Wes Montgomerys Bedeutung für die Jazzgitarre lässt sich mit dem Einfluss von Jimi Hendrix auf die nachfolgenden Generationen der Blues- und Rockgitarre vergleichen. Besonders seine virtuose Oktavtechnik sorgte für Aufsehen und ist seitdem ein wichtiger Bestandteil der Spieltechnik vieler Jazzgitarristen. Im heutigen Play-Alike Workshop wollen wir deshalb einen eingehenderen Blick auf das Leben der Jazzgitarren-Legende sowie auf dessen Einflüsse und Spielweise werfen. Anschließend werden wir uns drei Soloauszüge aus verschiedenen Jahren seiner Schaffensperiode zu Gemüte führen.

Biografie
Geboren wurde John Leslie „Wes“ Montgomery in Indianapolis im Jahre 1923 als drittes von fünf Kindern. Auch wenn Wes und zwei seiner Geschwister nach der Trennung der Eltern mit dem Vater für einige Jahre in Ohio lebten, sollte Indianapolis bis zum Lebensende die Heimatstadt der Gitarrenlegende bleiben. In vielen Quellen wird zitiert, dass Wes Montgomery erst im Alter von 18 Jahren mit der Gitarre in Berührung kam. In einem Interview mit seinem Bruder William „Monk“ Montgomery wird diese Behauptung jedoch widerlegt, da dieser ihm schon um 1935, also im Alter von 13 Jahren, eine Tenorgitarre besorgte, auf der Wes laut Aussage seines Bruders schnell beachtliche Fortschritte erzielte. Dennoch sprang der Funke bei ihm tatsächlich erst ein paar Jahre später über, als er Charlie Christian entdeckte.

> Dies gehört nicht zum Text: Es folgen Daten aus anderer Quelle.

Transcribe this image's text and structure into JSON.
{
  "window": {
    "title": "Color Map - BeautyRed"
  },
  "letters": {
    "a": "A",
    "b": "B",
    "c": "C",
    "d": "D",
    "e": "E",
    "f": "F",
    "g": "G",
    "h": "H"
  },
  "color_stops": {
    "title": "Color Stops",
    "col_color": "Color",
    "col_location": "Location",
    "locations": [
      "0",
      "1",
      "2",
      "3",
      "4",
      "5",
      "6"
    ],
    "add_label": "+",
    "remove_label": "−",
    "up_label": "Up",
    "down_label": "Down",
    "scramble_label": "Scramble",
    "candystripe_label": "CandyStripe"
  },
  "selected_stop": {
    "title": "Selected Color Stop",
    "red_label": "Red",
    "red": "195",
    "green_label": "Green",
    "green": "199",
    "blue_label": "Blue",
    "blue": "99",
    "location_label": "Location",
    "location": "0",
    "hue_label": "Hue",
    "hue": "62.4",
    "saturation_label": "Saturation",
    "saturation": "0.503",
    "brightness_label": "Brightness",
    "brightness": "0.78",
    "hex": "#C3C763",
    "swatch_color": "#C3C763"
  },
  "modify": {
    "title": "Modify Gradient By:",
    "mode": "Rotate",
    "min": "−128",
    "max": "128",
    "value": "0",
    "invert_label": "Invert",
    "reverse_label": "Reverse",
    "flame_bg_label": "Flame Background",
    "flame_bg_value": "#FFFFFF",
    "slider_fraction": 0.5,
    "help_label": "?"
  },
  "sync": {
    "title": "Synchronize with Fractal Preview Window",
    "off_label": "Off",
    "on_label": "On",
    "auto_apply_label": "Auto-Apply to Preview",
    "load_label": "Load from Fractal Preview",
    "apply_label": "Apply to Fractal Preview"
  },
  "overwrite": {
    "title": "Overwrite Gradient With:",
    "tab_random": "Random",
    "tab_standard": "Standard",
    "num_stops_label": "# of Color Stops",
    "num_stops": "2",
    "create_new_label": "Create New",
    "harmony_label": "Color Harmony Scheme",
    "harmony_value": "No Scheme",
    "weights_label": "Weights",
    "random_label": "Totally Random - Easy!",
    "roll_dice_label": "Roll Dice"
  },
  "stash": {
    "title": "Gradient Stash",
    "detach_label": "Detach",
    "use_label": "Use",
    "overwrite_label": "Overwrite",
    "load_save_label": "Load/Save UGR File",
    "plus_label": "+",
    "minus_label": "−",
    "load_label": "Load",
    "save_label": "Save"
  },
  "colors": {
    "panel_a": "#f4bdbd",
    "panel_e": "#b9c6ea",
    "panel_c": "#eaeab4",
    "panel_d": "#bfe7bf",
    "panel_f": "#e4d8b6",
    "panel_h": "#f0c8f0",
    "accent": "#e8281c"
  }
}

Christian, der als Urvater der E-Gitarre bezeichnet werden kann, hatte mithilfe der damals brandneuen Technik die Gitarre als Soloinstrument innerhalb der Big Bands etabliert und sie somit aus der starren Rolle der Rhythmusgitarre befreit. Laut eigener Aussage kaufte sich Wes daraufhin eine Gibson 125 D mitsamt Verstärker und fing an, Charlie Christians berühmtes Stück „Solo Flight“ nach Gehör zu lernen.

Spieltechnik
Zur Auseinandersetzung mit Wes Montgomery gehört natürlich seine sehr eigenwillige und autodidaktisch geformte Spieltechnik mit dem Daumen, mithilfe dessen er erstaunlicherweise alle spielerischen Herausforderungen von Single Note Lines über seine berühmten Oktaven bis hin zu geschmackvollem Comping scheinbar mühelos meistern konnte. Generell lässt sich sagen, dass Wes auch bei hohen Tempi, im Gegensatz zu seinen meisten Kollegen, immer erstaunlich entspannt wirkte. Das Videomaterial von ihm, das es inzwischen auch zum größten Teil bei YouTube zu sehen gibt, untermauert diesen Eindruck.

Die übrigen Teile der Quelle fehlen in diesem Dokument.